SXSW Music Interview: Shamir
Las Vegas singer explains how a breakdown inspired his latest record
“I begged to play any other song,” recounts Shamir Bailey, 23, about being asked to perform his hit song “On the Regular” during his national television debut on Late Night With Stephen Colbert. “After that moment, I was like, ‘I can’t do this anymore.’”
The song, like the rest of his 2015 debut Ratchet, references everything from four-on-the-floor house, Chic disco romps, and Donna Summer glitz and glam. Despite its universal acclaim, the Las Vegas singer feels himself at an impasse as “the album didn’t represent me as an artist.” He ended his contract with XL Recordings and, on a whim, released his 2017 LP Hope, a lo-fi manifesto, for free on SoundCloud.

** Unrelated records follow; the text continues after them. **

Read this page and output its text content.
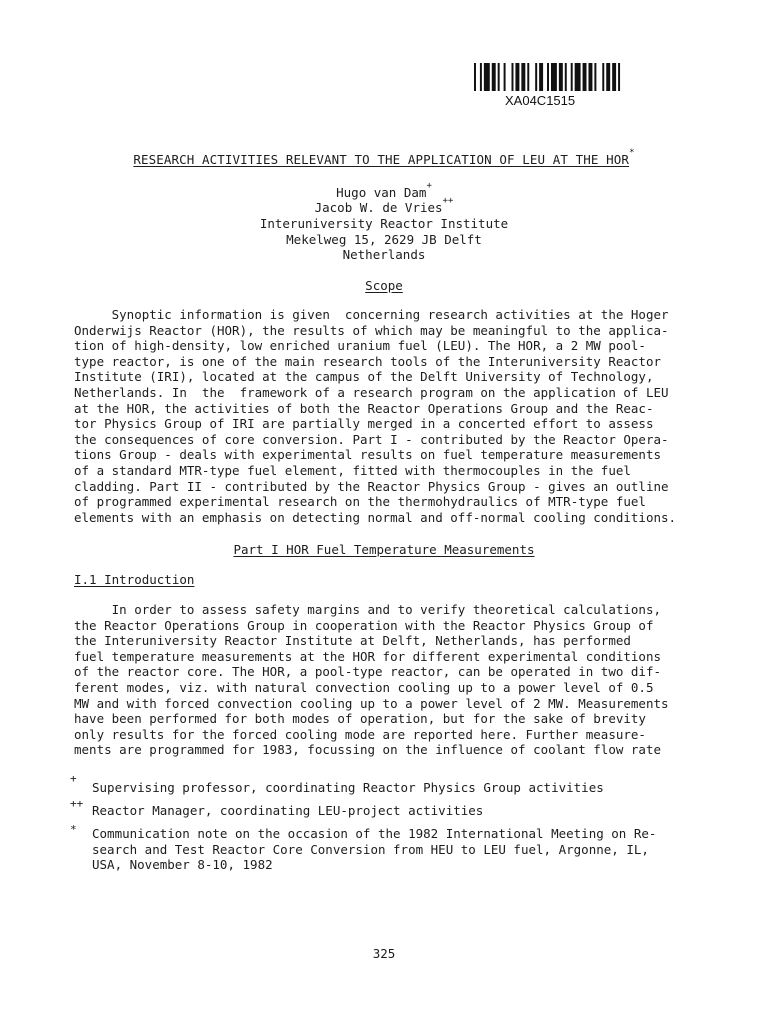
XA04C1515
RESEARCH ACTIVITIES RELEVANT TO THE APPLICATION OF LEU AT THE HOR*
Hugo van Dam+
Jacob W. de Vries++
Interuniversity Reactor Institute
Mekelweg 15, 2629 JB Delft
Netherlands
Scope
Synoptic information is given  concerning research activities at the Hoger
Onderwijs Reactor (HOR), the results of which may be meaningful to the applica-
tion of high-density, low enriched uranium fuel (LEU). The HOR, a 2 MW pool-
type reactor, is one of the main research tools of the Interuniversity Reactor
Institute (IRI), located at the campus of the Delft University of Technology,
Netherlands. In  the  framework of a research program on the application of LEU
at the HOR, the activities of both the Reactor Operations Group and the Reac-
tor Physics Group of IRI are partially merged in a concerted effort to assess
the consequences of core conversion. Part I - contributed by the Reactor Opera-
tions Group - deals with experimental results on fuel temperature measurements
of a standard MTR-type fuel element, fitted with thermocouples in the fuel
cladding. Part II - contributed by the Reactor Physics Group - gives an outline
of programmed experimental research on the thermohydraulics of MTR-type fuel
elements with an emphasis on detecting normal and off-normal cooling conditions.
Part I HOR Fuel Temperature Measurements
I.1 Introduction
In order to assess safety margins and to verify theoretical calculations,
the Reactor Operations Group in cooperation with the Reactor Physics Group of
the Interuniversity Reactor Institute at Delft, Netherlands, has performed
fuel temperature measurements at the HOR for different experimental conditions
of the reactor core. The HOR, a pool-type reactor, can be operated in two dif-
ferent modes, viz. with natural convection cooling up to a power level of 0.5
MW and with forced convection cooling up to a power level of 2 MW. Measurements
have been performed for both modes of operation, but for the sake of brevity
only results for the forced cooling mode are reported here. Further measure-
ments are programmed for 1983, focussing on the influence of coolant flow rate
+
Supervising professor, coordinating Reactor Physics Group activities
++ Reactor Manager, coordinating LEU-project activities
* Communication note on the occasion of the 1982 International Meeting on Re-
search and Test Reactor Core Conversion from HEU to LEU fuel, Argonne, IL,
USA, November 8-10, 1982
325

“Hope was like the bomb, because I didn’t even do it out of confidence,” laments Bailey. “I did it for my sanity, but even after the recording, I suffered a psychotic episode.”
The breakdown landed him five days in a psychiatric hospital, where he was diagnosed with bipolar disorder. His latest effort, last year’s Revelations, encapsulates that trauma. From the buzzing feedback on “Her Story” to the anxiety-driven “90’s Kids” and hardened punk bite of “You Have a Song” and “Blooming,” it recalls his fascination with Nineties rock.
“I’ve listened to Hole my entire life and I’m fascinated that the Nineties was the only decade when alt-rock topped the charts.”
Yet “Straight Boy” reckons with the commodification of queer culture amongst straight men and queer-baiting in the media.
“There’s a stereotype that I’m supposed to be happy and nice,” says Shamir. “But I just want to be as explicit as possible: Queer people are multifaceted people, too.”